Fica autorizada a compensação e dedução, em sede de cumprimento de sentença, de todos os depósitos judiciais realizados pelo requerido Pablo Gomes Lima que foram levantados pela parte autora mediante alvará judicial de levantamento de valores incontroversos, servindo como amortização parcial da condenação pecuniária (evento 35).
Em razão da sucumbência, CONDENO o requerido Pablo Gomes Lima ao pagamento das custas processuais totais e dos honorários advocatícios sucumbenciais em favor do patrono do autor, os quais arbitro em 10% sobre o valor total da condenação atualizada.
Pelo ato atentatório à dignidade da justiça decorrente de ausência injustificada à audiência de conciliação (evento 85), CONDENO a parte autora Sindicato Rural de Guaraí/TO ao pagamento de multa de 2% sobre o valor atualizado da causa, a ser revertida em favor do Estado do Tocantins (artigo 334, parágrafo 8º, do Código de Processo Civil).
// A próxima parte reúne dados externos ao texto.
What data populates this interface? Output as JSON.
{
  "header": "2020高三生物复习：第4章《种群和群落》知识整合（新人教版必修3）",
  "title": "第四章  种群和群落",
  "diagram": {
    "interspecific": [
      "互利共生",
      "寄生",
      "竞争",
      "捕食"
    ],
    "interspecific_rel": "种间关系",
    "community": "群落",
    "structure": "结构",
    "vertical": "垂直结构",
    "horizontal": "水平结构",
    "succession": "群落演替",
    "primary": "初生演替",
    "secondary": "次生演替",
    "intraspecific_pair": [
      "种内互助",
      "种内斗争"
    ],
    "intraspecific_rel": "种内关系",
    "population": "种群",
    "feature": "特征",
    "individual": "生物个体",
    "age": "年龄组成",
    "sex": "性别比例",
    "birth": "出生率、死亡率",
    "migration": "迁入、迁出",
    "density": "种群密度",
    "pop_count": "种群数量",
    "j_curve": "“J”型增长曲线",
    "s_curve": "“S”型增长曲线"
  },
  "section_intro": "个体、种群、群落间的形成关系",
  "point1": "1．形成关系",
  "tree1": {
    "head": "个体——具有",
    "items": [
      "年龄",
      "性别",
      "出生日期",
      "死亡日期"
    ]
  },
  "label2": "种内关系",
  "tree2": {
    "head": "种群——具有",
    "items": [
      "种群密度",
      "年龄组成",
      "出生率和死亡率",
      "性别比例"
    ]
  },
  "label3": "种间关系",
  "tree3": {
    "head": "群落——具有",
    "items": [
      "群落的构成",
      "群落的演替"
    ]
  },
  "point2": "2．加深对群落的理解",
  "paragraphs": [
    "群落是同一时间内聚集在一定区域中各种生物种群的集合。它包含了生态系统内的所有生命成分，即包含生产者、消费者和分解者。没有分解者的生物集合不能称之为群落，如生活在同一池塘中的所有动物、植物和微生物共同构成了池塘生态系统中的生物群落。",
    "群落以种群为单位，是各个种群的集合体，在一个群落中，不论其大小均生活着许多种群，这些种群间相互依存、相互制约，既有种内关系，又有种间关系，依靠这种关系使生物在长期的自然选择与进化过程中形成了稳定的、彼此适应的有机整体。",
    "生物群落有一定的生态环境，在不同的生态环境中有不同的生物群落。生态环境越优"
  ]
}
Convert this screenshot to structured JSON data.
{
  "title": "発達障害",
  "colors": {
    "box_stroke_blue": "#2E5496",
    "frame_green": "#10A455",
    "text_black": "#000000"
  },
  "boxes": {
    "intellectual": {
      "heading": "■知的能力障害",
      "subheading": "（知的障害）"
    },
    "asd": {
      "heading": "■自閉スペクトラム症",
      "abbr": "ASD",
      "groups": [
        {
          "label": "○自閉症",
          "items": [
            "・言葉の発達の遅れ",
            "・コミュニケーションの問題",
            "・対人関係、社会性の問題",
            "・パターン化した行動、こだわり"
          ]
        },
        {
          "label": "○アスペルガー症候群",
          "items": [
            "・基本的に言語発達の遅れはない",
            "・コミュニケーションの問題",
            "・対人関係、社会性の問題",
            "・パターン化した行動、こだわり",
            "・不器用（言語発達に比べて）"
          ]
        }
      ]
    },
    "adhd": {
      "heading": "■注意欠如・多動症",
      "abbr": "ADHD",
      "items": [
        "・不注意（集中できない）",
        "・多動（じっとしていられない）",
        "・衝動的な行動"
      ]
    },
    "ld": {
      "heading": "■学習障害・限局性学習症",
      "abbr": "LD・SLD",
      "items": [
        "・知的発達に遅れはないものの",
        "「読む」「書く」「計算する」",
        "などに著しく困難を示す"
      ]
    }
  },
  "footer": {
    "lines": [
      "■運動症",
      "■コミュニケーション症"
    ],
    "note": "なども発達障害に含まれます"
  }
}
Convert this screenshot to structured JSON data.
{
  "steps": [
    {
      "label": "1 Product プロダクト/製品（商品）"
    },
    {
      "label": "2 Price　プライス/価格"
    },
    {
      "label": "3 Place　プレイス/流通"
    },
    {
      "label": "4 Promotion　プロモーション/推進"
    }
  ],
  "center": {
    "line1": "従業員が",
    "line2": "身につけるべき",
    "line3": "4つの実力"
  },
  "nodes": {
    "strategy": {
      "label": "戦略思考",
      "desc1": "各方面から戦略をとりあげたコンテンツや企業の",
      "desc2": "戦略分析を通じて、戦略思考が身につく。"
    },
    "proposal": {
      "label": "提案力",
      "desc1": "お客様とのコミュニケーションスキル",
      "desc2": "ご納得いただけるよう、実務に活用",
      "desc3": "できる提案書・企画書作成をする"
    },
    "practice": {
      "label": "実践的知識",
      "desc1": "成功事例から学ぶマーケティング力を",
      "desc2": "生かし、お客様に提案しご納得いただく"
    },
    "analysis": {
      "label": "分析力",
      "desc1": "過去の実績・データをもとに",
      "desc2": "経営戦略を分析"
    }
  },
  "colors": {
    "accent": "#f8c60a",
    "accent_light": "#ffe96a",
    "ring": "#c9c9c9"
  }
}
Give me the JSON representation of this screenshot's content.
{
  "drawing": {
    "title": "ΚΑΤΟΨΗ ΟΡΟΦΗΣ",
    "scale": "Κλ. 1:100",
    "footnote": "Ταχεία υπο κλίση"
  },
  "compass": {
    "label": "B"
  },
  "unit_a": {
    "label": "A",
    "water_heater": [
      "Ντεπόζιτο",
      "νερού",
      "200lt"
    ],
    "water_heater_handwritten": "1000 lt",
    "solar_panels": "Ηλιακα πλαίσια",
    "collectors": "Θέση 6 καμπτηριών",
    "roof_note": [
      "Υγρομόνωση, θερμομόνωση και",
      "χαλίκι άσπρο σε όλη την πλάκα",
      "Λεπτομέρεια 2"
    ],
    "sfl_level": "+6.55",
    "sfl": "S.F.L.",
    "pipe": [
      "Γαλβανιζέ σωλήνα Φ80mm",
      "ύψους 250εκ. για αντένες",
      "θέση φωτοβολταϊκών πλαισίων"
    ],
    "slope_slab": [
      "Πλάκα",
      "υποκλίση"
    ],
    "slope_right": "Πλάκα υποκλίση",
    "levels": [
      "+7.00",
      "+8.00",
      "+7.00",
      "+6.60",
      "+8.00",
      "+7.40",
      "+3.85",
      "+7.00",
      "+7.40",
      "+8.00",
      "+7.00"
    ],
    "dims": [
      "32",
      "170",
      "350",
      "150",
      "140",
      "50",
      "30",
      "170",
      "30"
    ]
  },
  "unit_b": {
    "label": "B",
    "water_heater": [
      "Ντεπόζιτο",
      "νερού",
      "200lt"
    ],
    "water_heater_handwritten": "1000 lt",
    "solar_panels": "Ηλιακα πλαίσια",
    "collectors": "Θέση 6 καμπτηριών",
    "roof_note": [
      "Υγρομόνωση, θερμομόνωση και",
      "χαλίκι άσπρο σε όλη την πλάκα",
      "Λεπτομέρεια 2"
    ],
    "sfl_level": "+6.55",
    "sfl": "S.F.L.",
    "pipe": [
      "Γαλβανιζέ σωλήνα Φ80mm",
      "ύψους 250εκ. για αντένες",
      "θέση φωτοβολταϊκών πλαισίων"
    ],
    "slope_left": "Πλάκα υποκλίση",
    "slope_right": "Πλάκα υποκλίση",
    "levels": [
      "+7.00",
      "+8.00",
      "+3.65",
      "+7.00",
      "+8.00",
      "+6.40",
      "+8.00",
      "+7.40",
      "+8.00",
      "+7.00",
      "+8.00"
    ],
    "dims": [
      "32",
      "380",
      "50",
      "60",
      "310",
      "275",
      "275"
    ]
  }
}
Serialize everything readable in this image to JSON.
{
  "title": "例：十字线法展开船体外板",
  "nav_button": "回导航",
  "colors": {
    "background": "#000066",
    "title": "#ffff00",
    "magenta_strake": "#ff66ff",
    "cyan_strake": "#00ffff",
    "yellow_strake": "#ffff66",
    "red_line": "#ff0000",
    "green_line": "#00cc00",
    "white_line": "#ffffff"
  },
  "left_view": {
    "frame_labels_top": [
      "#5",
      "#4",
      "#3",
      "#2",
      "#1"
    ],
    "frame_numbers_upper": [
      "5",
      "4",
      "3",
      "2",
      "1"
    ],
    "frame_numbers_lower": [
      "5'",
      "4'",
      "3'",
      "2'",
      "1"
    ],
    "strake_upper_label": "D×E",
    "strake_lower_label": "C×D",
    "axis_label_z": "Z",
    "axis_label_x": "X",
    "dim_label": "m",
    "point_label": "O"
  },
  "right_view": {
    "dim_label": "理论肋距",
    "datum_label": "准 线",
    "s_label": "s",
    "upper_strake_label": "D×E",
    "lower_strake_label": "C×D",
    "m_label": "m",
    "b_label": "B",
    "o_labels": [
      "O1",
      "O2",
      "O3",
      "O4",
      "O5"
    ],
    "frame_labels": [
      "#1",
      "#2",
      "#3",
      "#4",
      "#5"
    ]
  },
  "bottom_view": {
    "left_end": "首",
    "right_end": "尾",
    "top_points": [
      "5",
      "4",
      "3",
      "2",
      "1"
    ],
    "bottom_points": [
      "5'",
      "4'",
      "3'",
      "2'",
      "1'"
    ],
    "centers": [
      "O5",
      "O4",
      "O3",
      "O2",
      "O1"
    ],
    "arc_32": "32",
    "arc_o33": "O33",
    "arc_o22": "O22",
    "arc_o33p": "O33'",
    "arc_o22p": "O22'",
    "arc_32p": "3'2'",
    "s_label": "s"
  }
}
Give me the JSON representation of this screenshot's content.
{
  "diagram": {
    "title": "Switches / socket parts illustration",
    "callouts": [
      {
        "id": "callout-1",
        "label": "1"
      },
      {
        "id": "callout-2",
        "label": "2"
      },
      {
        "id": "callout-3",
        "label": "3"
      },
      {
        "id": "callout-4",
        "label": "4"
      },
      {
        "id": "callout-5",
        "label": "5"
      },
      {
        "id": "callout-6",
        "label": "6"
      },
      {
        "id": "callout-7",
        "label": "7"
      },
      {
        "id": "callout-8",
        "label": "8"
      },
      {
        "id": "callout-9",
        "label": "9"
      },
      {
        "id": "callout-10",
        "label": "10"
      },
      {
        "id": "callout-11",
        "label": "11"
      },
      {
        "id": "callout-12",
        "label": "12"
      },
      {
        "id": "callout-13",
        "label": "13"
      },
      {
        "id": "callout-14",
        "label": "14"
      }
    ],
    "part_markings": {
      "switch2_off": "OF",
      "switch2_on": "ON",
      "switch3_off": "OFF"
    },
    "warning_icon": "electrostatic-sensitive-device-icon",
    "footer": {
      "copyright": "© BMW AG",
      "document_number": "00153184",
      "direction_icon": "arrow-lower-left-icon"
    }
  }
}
Pela litigância de má-fé processual em virtude de resistência injustificada e incidentes infundados (evento 94), CONDENO o requerido Pablo Gomes Lima ao pagamento de multa de 2% sobre o valor atualizado da causa em benefício da parte autora, nos termos dos artigos 80 e 81 do Código de Processo Civil.
Providências do Cartório:
3.5. Em caso de interposição de recursos, cumpra os seguintes procedimentos:
3.6. Observar a contagem em dobro dos prazos para Advocacia Pública e Procuradoria;
3.7. Interposto embargos declaração no prazo de até 05 (cinco) dias úteis, certifique a análise do respectivo prazo, dê-se vista pelo mesmo prazo ao embargado e, em seguida, remeta-se à conclusão, não sujeitando a preparo, nos termos do arts. 1022 e 1023 do CPC;
3.8. Caso seja interposto recurso de apelação no prazo de 15 (quinze) dias úteis (Art. 1003, parágrafo 5 do CPC), intime a parte recorrida para em igual prazo contrarrazoar o recurso interposto (artigo 1010, parágrafo 1' do CPC);
3.9. Cumprido o item anterior, remeta-se os autos à instância superior, independente de juízo de admissibilidade e novas conclusões, nos termos do parágrafo 3º do Art. 1010 do CPC, mantendo o feito no localizador remetidos ao TJ ou TRF1;
3.10. Não havendo recursos interpostos, certifique-se o trânsito em julgado, com menção expressa da data da ocorrência (artigo 1.006 do CPC).
3.11. Após o trânsito em julgado, e decorridos 05 dias contados da certidão respectiva, não havendo pedido de cumprimento de sentença, arquivem-se os autos com as anotações de praxe.
Intimem-se. Cumpra-se.
Guaraí/TO, data certificada pelo sistema.